Award-winning filmmaker Ang Lee’s latest film, “Life of Pi,” his adaptation on the Booker prize-winning novel by Yann Martel of the same title, tells the story of a young man who survives a shipwreck and is caught inside a small lifeboat with a zebra, hyena, orangutan and a Bengal tiger.
Piscine Molitor Patel, also known as Pi, narrates his one-of-a-kind adventure to a writer eager to compose a spellbinding tale. Pi recounts his childhood back in Pondicherry, India, living in a zoo operated by his family.
As a child, Pi experiences being bullied at school because his first name sounds like “pissing.” But the bullying never hinders the determined young boy into gaining knowledge and discovering life.

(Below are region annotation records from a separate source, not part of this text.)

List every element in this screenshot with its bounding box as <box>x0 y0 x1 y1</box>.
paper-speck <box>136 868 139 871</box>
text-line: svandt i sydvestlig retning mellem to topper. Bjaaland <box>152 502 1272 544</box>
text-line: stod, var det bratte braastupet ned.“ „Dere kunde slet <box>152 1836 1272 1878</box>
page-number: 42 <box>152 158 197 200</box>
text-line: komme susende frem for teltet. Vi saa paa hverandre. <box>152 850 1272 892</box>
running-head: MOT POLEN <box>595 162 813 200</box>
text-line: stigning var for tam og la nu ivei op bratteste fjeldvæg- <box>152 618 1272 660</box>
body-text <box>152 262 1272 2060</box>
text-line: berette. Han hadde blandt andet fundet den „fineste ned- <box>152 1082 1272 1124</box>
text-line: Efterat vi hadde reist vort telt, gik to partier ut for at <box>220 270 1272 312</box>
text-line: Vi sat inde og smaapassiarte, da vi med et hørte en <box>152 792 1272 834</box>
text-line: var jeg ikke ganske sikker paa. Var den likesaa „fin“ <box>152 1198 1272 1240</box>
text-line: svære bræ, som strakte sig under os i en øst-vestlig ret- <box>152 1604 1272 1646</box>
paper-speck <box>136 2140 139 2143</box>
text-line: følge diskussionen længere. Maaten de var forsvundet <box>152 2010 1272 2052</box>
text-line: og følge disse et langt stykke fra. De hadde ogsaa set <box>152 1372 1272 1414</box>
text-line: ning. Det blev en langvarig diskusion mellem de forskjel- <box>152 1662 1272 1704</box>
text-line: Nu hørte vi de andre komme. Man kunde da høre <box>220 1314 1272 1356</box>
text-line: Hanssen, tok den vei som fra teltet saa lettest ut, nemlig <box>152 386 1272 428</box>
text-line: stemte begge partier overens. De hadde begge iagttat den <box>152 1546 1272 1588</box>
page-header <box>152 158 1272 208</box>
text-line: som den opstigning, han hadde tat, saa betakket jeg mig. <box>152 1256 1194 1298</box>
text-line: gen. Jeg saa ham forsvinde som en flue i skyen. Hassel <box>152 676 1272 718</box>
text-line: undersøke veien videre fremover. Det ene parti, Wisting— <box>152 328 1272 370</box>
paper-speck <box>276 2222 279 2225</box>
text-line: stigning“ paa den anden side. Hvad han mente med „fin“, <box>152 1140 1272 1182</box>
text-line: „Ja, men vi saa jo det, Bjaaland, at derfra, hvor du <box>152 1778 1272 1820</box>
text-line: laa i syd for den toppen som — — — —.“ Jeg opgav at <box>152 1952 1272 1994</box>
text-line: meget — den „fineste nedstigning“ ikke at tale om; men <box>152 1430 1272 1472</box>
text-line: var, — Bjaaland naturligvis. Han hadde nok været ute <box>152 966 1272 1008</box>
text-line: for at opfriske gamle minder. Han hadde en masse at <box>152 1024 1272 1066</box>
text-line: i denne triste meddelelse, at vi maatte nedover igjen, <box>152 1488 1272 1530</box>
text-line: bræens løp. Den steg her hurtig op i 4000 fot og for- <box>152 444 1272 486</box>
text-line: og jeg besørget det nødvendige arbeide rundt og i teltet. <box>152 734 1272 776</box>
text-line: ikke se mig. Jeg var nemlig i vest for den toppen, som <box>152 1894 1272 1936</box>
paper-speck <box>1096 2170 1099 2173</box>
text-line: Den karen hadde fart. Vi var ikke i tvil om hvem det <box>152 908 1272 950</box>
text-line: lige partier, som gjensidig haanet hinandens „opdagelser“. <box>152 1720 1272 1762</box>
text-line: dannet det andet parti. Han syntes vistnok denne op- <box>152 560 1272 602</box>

The curious boy soon finds himself engaging in different religions—Hinduism, Catholicism and Islam. His simultaneous observance of different religions puts him in conflict with his family.
As time goes by, Pi’s father decides to sell the zoo and move his family to Canada. This news breaks the heart of Pi because this means leaving his hometown and his special relationship with a young lady.
Carried by the Japanese freighter named Tsimtsum, the depressed Pi suffers hardship like his vegetarian family because the kitchen has a scarcity of non-meat food. Little do they know that a bigger challenge awaits them.
After leaving Manila, Tsimtsum sails the Pacific Ocean and faces a tremendous storm. The terrible turbulence wakes Pi from his slumber and upon seeing the situation, he tries to save his family but it’s too late.
Pi then finds himself in the middle of the Pacific Ocean carried by a little boat. But he is not alone. Accompanying him are a Zebra with a leg injury, an aggressive hyena, a female orangutan and a stubborn Bengal tiger named Richard Parker.
Over 200 days after the disaster, Pi is found on the shores of Mexico; he’s brought to a hospital for treatment. Upon learning that there is a survivor from the sunken Tsimtsum, Japanese officials visit Pi and ask him about the shipwreck. Pi narrates his story but the Japanese officials do not believe him.
Lee, who gave us memorable films as varied as “Sense and Sensibility,” “Crouching Tiger, Hidden Dragon” and “Brokeback Mountain,” has once again come up with a movie unlike any other he has done before.
He effectively puts the audience in the position of Pi, giving viewers the feeling of being marooned in the middle of the ocean carried by a small vessel boarded by animals.
“Life of Pi’s” cinematography and visual effects portray the real drama inflicted by the violent storm on Tsimtsum. It must also be noted that the choreography of the animals, which are moved digitally, produces a very striking spectacle.
The use of magic realism heightens Pi’s maroon-exploits.
Indian culture is faithfully and beautifully showcased.
Suraj Sharma’s portrayal of Pi, especially in the lifeboat, exhibits both rawness and competence.
Martel’s novel is definitely a survival story full of inspiration and perseverance. It gives lessons of faith, hard work and trust.
The film is almost faithful to the book. But what is missing in the film is the unique friendship between Pi and Parker. But the movie successfully immerses the audience to Pi’s unique situation.